November 11 – Fred Hartman, 70, third baseman who posted a .278 average and 333 RBI between 1894 and 1902 for the Pirates, Browns, Giants, White Sox and Cardinals.
November 12 – Andy Harrington, 49, pitcher who played for the Cincinnati Reds in the 1913 season.
November 14 – Les Nunamaker, 49, catcher for the Red Sox, Yankees, Browns and Indians from 1911 to 1922, who in 1914 threw out three baserunners attempting to steal in the same inning, to become the only 20th-century catcher to accomplish this feat at major league level.
November 21 – Polly Wolfe, 50, backup outfielder who played in 1912 and 1914 for the Chicago White Sox.

December
December   3 – Guy Hecker, 82, American Association pitcher/first baseman who won the Triple Crown as a pitcher in 1884 and a batting title in 1886 while hurling a no-hitter in 1882; one of two pitchers to hit three home runs in a single game (along Jim Tobin) and the only pitcher in Major League Baseball history to collect six hits in a nine-inning game.

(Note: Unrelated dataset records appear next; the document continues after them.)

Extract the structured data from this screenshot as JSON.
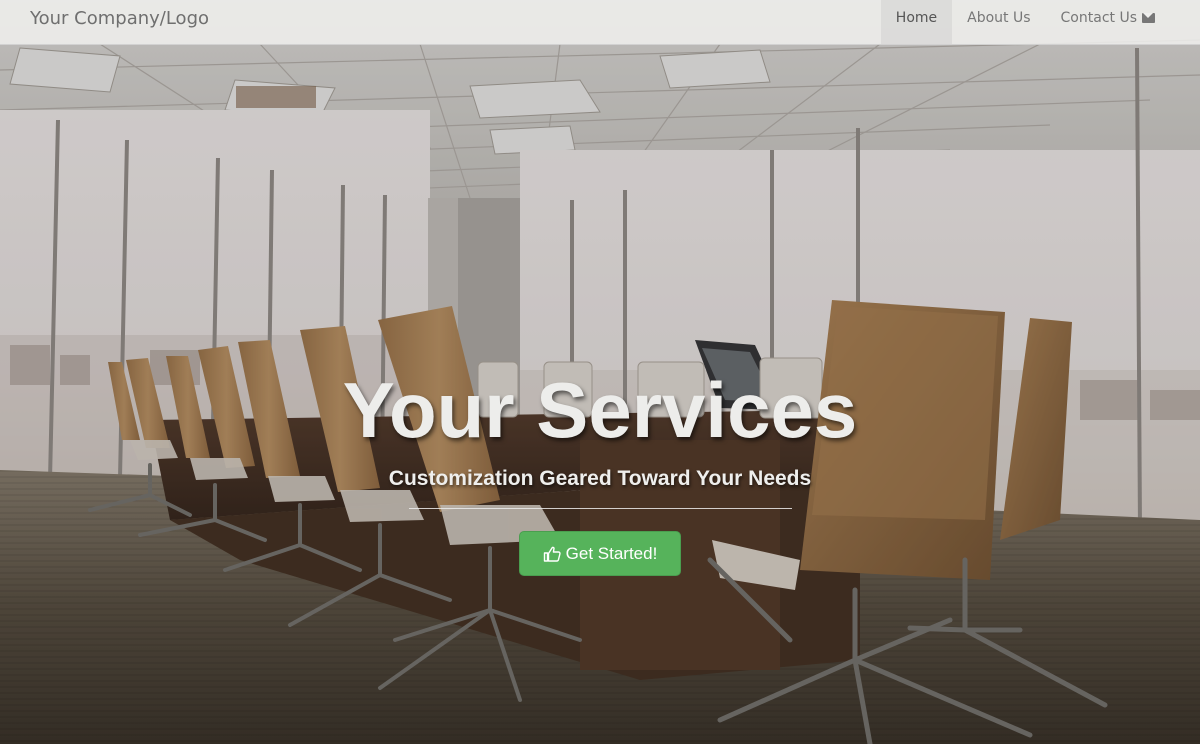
{
  "navbar": {
    "brand": "Your Company/Logo",
    "items": [
      {
        "label": "Home",
        "active": true
      },
      {
        "label": "About Us",
        "active": false
      },
      {
        "label": "Contact Us",
        "active": false,
        "icon": "envelope-icon"
      }
    ]
  },
  "hero": {
    "title": "Your Services",
    "subtitle": "Customization Geared Toward Your Needs",
    "button_label": "Get Started!",
    "button_icon": "thumbs-up-icon",
    "background_image": "conference-room-photo"
  },
  "colors": {
    "button": "#56b35b",
    "navbar_bg": "#f0f0ee",
    "nav_active_bg": "#d7d7d5",
    "text_light": "#ededeb"
  }
}
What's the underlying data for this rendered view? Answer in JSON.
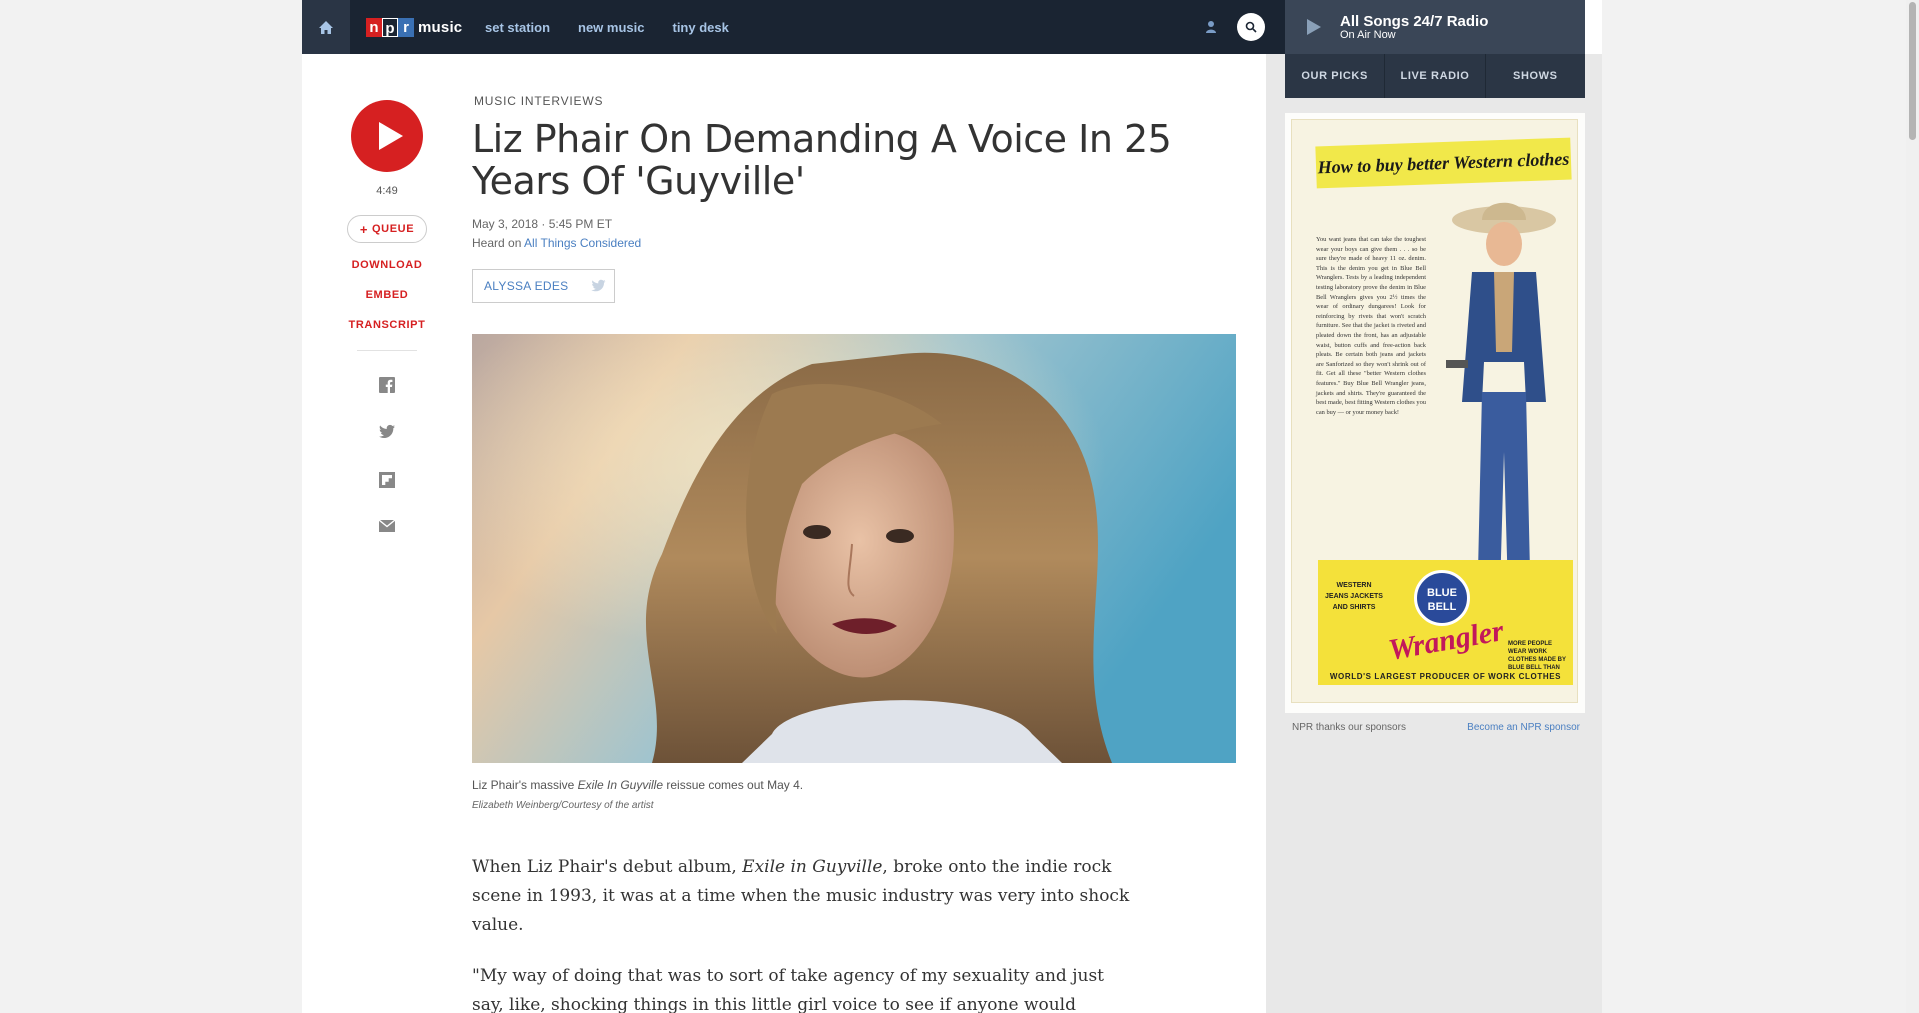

December   7 – Tom Kearns, 79, second baseman/catcher who played between 1880 and 1884 for the  Buffalo Bisons and Detroit Wolverines.
December 19 – Art Griggs, 54, first baseman/outfielder for the Browns, Naps, Tip-Tops and Tigers between the 1909 and 1918 seasons.
December 24 – Luke Lutenberg, 74, first baseman for the 1894 Louisville Colonels.
December 24 – Bill Yohe, 60, first baseman who played for the Washington Senators of the American League during the 1909 season.